Evaluation of filamin-A levels in human brain cell lines, brain tissue, and plasma samples. Alper p280 was used to western blot conditioned culture media of the indicated cell lines (a). Alper-p280 was used to evaluate cellular filamin-A (p250) levels from the indicated whole cell extracts. Actin western blot analysis was done as a control for equal loading (b). Immunohistochemical analysis on formalin-fixed paraffin-embedded sections of representative brain lesions using Alper-p280 antibody against filamin-A. Negative staining in normal brain tissue (1) and World Health Organization grade 2 oligodendroglioma (2); 2+ cytoplasmic (subcellular) staining in occasional neoplastic cells in grade 2 astrocytoma (3) and 3+ cytoplasmic (subcellular) staining in neoplastic cells in grade IV glioblastoma multiforme (4), (5), and (6). Magnification, ×400. Arrows, filamin-A (c). Box plot analysis representing levels of the 280-kDa form of filamin-A in plasma detected by the Alper-p280 antibody and measured by ELISA in plasma. Soluble filamin-A levels were determined by ELISA from plasma samples obtained from normal controls, patients with arthritis, astrocytomas, or glioblastoma (GBM). Soluble filamin-A plasma concentrations were determined by generating a standard curve using normal human plasma spiked with known amounts of recombinant human filamin-A. P-values were determined by comparison with controls by ANOVA. Data are representative of four independent experiments performed in triplicate. All analyses were done under blinded conditions (d). Threshold Chart (e).

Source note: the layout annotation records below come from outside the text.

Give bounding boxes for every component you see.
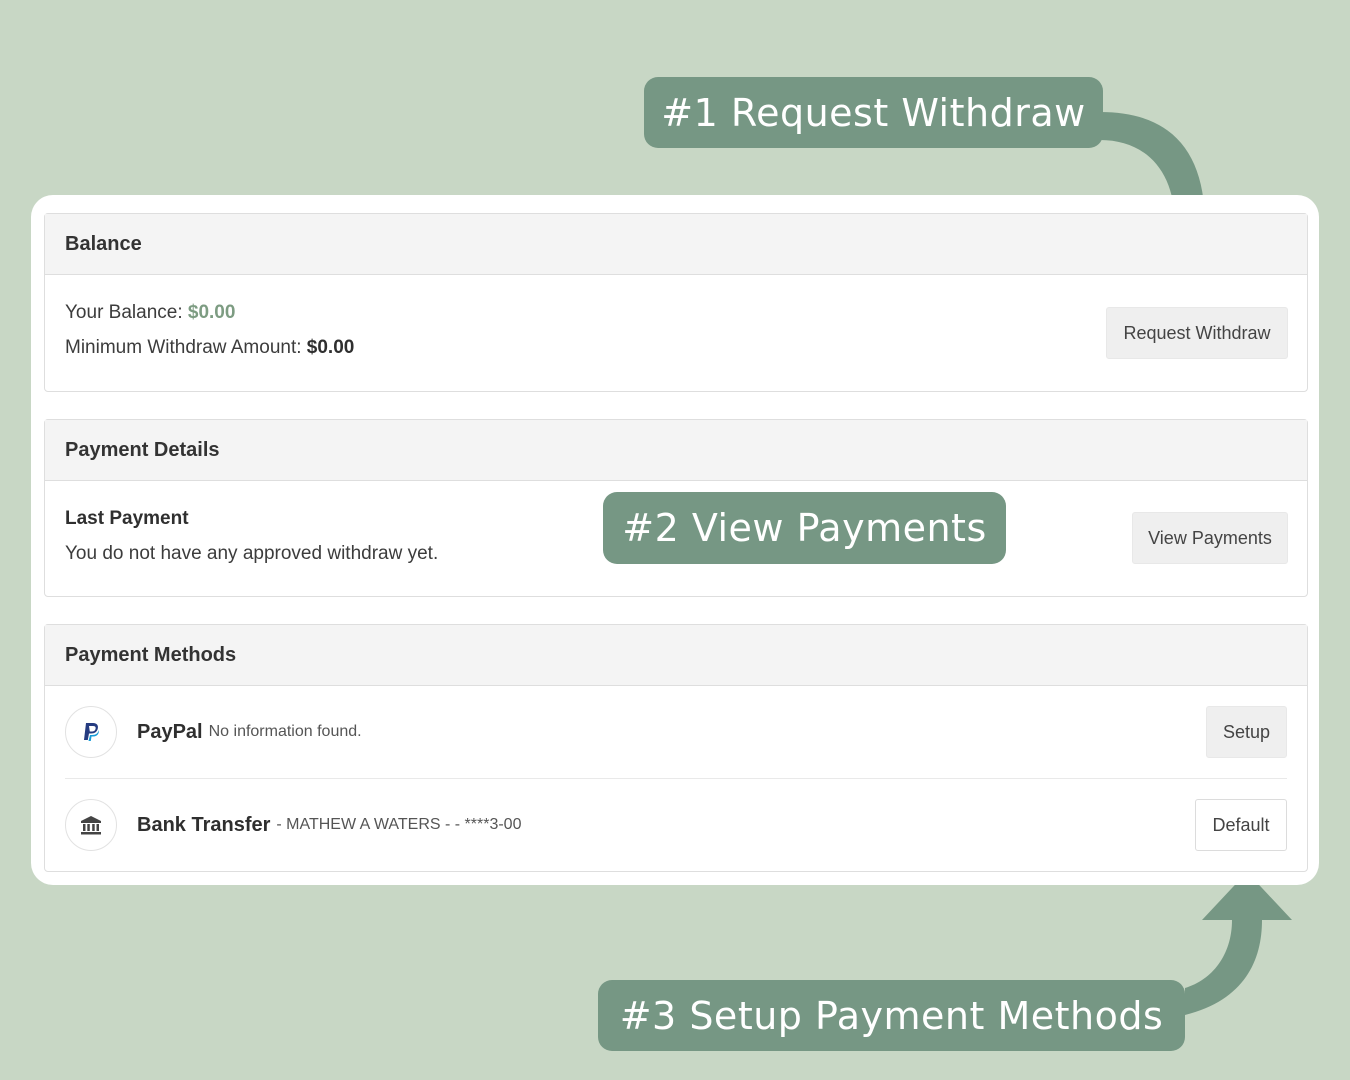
view-payments-button[interactable]: View Payments [1132,512,1288,564]
min-withdraw-value: $0.00 [306,337,355,358]
min-withdraw-line: Minimum Withdraw Amount: $0.00 [65,337,354,359]
payment-methods-title: Payment Methods [45,625,1307,686]
balance-body: Your Balance: $0.00 Minimum Withdraw Amo… [45,275,1307,391]
your-balance-value: $0.00 [187,302,236,323]
balance-panel: Balance Your Balance: $0.00 Minimum With… [44,213,1308,392]
bank-default-button[interactable]: Default [1195,799,1287,851]
payment-method-paypal: PayPal No information found. Setup [65,686,1287,778]
request-withdraw-button[interactable]: Request Withdraw [1106,307,1288,359]
bank-icon [65,799,117,851]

Filamin-A protein levels are elevated in breast cancer cell lines, breast carcinoma tumor tissues, and in plasma collected from breast cancer patients. Alper-p280 was used to western blot conditioned culture media of the indicated cell lines (a). Filamin-A immunohistochemistry was done as described in the `Materials and Methods'. Two examples of Alper-p280 staining in normal breast, one negative (panel 1) and one positive (panel 2), are shown. Alper-p280 detected filamin-A in invasive breast carcinoma (panel 3). The immunohistochemical staining for filamin-A is granular and cytoplasmic (subcellular) (inset). Magnification, ×20 (b). Alper-p280 was used to localize filamin-A in ultra-thin sections of normal breast tissue (panel 1) and non-metastatic breast cancer (panel 2) using the immunogold labeling technique as described in the `Materials and Methods' followed by electron microscopy. Filamin-A was below the level of detection in normal breast tissue. In non-metastatic breast carcinoma, filamin-A was present in the extracellular matrix (arrows), and within the vacuolar space (inset). (c). Box plot analysis representing levels of the 280-kDa form of filamin-A in plasma detected by the Alper-p280 antibody and measured by ELISA in plasma. Soluble filamin-A levels were determined by ELISA in plasma samples from females without breast cancer (Ctrl), non-metastatic breast cancer (non-met), and metastatic breast cancer (met). Soluble filamin-A plasma concentrations were determined by generating a standard curve using normal human plasma spiked with known amounts of recombinant human filamin-A. P-values were determined by comparison with controls by ANOVA. Data are representative of four independent experiments performed in triplicate. All analyses were done under blinded conditions (d). ELISA analyses of soluble filamin-A levels in plasma from patients with ovarian serous cancer (stage II–IV, n = 20) were conducted as described in panel D (e). Threshold chart is described in the text (f). An ELISA assay was used to compare the reactivity of TI10 and Alper-p280 against plasma samples isolated from normal controls, patients with non-metastatic breast carcinoma, and patients with metastatic breast carcinoma. Five samples from each group were analyzed in duplicate. Data are mean ± SD.